By conducting a lease analysis, PacLease specialists can help fleet managers and owners first determine if operating hybrid trucks is right for them. Then the specialists can analyze whether a full-service lease makes sense and how affordable the monthly full-service lease can be.
For example, operators of local or regional delivery trucks that run in stop-and-go traffic or travel less than 45 to 50 mph, like P&R Paper, can realize a 30 percent or more improvement in fuel economy with hybrid diesel-electric trucks. Whereas, utilities, agencies and companies operating medium duty trucks with equipment that draws power from the trucks' engine can realize as much as a 50 percent improvement in fuel economy.

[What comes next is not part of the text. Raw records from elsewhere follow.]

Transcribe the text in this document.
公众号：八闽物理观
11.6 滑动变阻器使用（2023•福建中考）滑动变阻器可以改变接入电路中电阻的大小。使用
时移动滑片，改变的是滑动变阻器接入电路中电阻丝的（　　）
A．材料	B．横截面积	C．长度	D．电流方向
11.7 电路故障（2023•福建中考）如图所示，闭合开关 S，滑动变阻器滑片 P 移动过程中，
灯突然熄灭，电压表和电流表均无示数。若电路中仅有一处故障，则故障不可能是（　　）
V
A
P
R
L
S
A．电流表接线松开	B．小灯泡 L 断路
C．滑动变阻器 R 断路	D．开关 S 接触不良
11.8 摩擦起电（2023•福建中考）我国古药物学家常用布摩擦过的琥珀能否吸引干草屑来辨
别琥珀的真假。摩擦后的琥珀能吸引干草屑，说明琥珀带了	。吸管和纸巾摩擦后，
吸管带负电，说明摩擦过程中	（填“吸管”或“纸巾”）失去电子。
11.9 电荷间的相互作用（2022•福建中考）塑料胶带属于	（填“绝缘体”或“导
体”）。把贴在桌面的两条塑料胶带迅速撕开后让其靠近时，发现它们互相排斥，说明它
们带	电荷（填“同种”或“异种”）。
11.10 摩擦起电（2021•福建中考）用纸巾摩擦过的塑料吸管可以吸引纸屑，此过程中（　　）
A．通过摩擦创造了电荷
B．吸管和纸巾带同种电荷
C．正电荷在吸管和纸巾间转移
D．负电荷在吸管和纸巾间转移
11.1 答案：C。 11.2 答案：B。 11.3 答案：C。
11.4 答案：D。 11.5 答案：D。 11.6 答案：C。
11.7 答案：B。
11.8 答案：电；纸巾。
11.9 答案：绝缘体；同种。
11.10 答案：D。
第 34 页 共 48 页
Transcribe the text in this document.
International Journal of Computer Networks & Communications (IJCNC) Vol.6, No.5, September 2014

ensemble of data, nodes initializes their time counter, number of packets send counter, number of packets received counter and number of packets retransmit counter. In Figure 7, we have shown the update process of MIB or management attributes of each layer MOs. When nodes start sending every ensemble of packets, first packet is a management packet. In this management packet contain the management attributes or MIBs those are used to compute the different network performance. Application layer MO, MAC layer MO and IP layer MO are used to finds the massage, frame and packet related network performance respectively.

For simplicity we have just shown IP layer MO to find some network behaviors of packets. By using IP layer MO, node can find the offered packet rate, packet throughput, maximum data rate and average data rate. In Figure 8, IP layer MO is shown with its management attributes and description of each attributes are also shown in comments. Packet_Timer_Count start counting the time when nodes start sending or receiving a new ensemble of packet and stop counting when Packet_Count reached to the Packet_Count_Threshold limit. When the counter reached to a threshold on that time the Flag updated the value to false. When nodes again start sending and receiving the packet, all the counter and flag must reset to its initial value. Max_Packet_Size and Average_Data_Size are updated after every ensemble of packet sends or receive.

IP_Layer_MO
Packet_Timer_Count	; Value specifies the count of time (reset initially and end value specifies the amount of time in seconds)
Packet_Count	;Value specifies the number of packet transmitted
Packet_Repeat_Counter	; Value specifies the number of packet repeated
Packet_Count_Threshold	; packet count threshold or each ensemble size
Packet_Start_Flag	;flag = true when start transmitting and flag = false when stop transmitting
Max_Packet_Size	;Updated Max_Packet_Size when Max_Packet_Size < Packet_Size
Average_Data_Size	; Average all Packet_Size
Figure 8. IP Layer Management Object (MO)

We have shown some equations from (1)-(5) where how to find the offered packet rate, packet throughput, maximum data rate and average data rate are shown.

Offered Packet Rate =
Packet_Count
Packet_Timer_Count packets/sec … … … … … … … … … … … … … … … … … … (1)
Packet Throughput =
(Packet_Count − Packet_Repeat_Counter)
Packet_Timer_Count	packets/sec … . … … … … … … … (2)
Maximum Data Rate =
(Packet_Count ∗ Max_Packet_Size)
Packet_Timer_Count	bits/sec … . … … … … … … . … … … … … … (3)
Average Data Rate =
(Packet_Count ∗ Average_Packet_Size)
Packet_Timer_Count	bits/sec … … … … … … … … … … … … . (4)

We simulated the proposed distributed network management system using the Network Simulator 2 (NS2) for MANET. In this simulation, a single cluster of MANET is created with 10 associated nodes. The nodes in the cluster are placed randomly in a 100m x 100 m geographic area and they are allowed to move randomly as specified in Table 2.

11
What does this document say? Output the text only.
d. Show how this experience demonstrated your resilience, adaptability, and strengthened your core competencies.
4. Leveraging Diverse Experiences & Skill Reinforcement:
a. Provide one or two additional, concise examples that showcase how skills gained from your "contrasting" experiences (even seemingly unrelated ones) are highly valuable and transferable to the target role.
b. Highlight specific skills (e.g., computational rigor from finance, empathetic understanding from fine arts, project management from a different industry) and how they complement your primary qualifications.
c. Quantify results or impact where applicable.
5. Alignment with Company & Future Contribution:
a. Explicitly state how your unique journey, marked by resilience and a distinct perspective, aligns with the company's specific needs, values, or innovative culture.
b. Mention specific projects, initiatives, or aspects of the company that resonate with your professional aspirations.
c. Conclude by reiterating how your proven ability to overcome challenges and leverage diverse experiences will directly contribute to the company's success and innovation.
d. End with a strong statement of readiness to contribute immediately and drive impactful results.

Whether and how quickly operators realize a positive ROI from leasing hybrid trucks will depend on fuel economy, fuel prices, the length of the lease term and the number of miles their trucks travel.
With diesel fuel at $3 a gallon, we've shown that the impact of leasing and operating a hybrid truck over a 7-year term for fleets can mean paying an additional $95 a month over the cost of leasing and operating a similarly-sized and equipped standard diesel truck. But as diesel fuel costs increase, those companies could actually realize a positive return on investment through fuel cost savings.
By acquiring hybrid trucks through full-service leasing providers such as PacLease, fleets can gain other substantial benefits. They can, for example, be assured of receiving tax credits of up to $12,000 for each hybrid truck. There's no risk of having to wait for the federal tax credit to be processed by the IRS, because the lease rate already reflects the value of the tax credit.